The Ministry of Unification said the North sent the message early Sunday morning from the secretariat of its National Defense Commission to the Presidential Office of National Security through the West Sea military hotline.
In the message, Pyongyang blamed South Korean authorities for letting the civic groups send the leaflets on Saturday evening.
The message also said such negligence by the South showed that it does not welcome the North's proposal to improving inter-Korean relations and that the North will have to think about whether high-level talks will be possible in such an atmosphere.

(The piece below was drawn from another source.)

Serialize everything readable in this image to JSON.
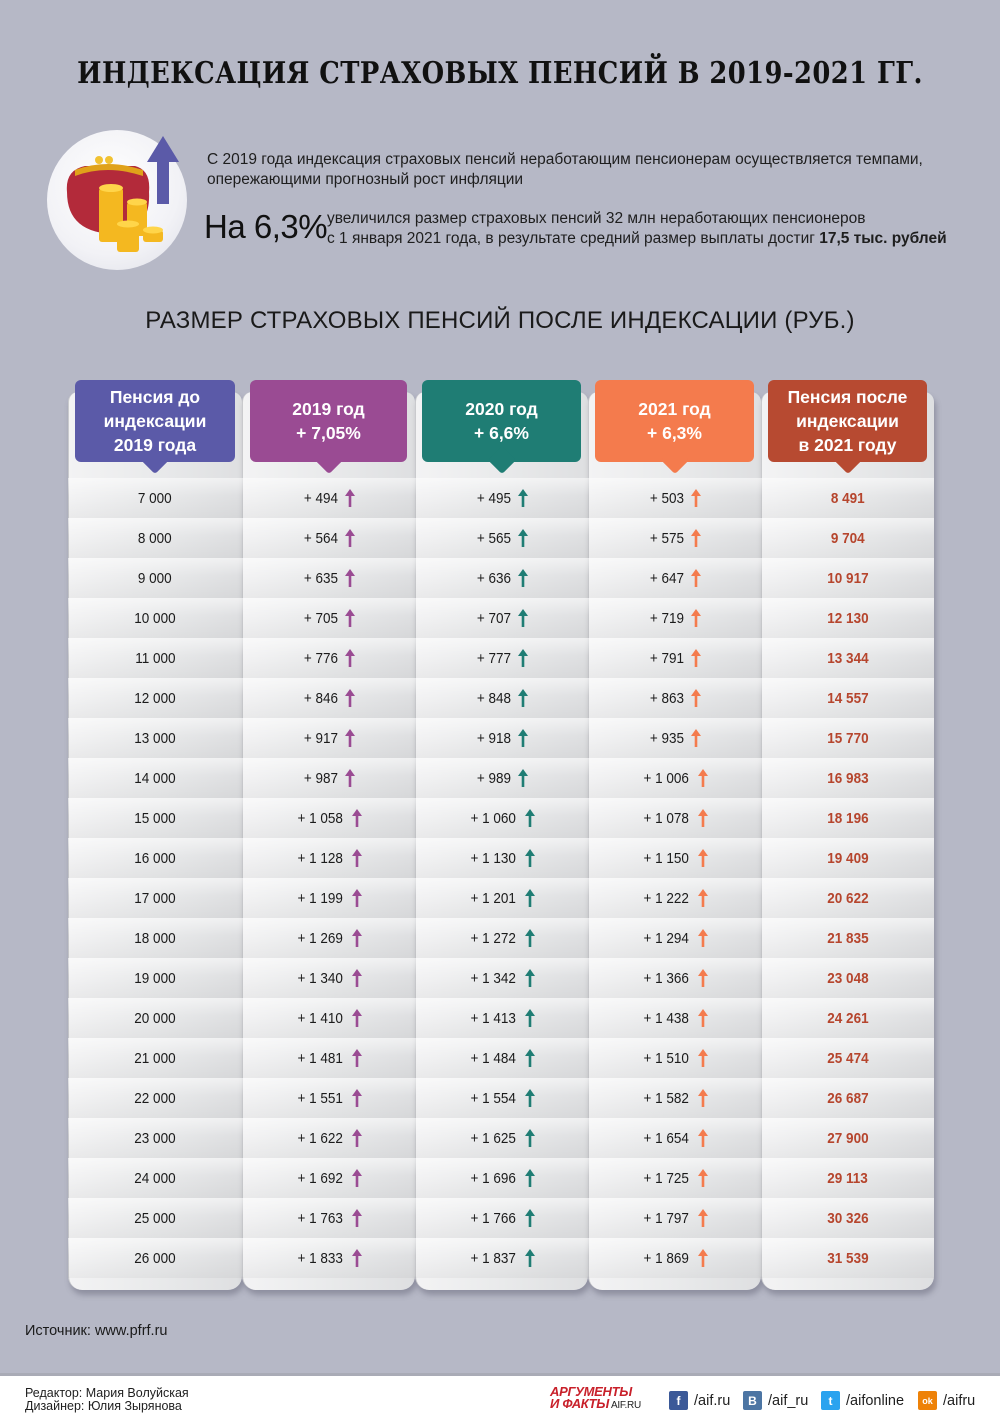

In a message sent in response on Monday morning, the South Korean government confirmed that there is no legal basis to stop its citizens from sending leaflets into the North. It demanded that North Korea clearly state its stance on the high-level talks that the two Koreas had agreed to hold on October 4.
Unification Ministry spokesman Lim Byeong-cheol reiterated in a regular briefing Monday that the North should not use matters related to freedom of expression as an excuse for provocation or a precondition for talks. Lim also reaffirmed Seoul's stance that the second round of high-level talks must be held as previously agreed by the two Koreas.
Some conservative civic groups, comprised mostly of North Korean defectors, had planned to send leaflets attached to balloons from the border city of Paju, Gyeonggi Province, on Saturday. However, they were blocked by the Paju residents and progressive civic groups who opposed the leaflet campaign. The groups still managed to send some of their leaflets at a different location in Gyeonggi Province later in the day.
After the two Koreas agreed to hold another round of high-level talks, Seoul proposed the meeting be held on October 30 at the truce village of Panmunjeom. However, North Korea has demanded that the anti-Pyongyang leaflet campaign be stopped as a precondition to the second high-level talks between the two Koreas.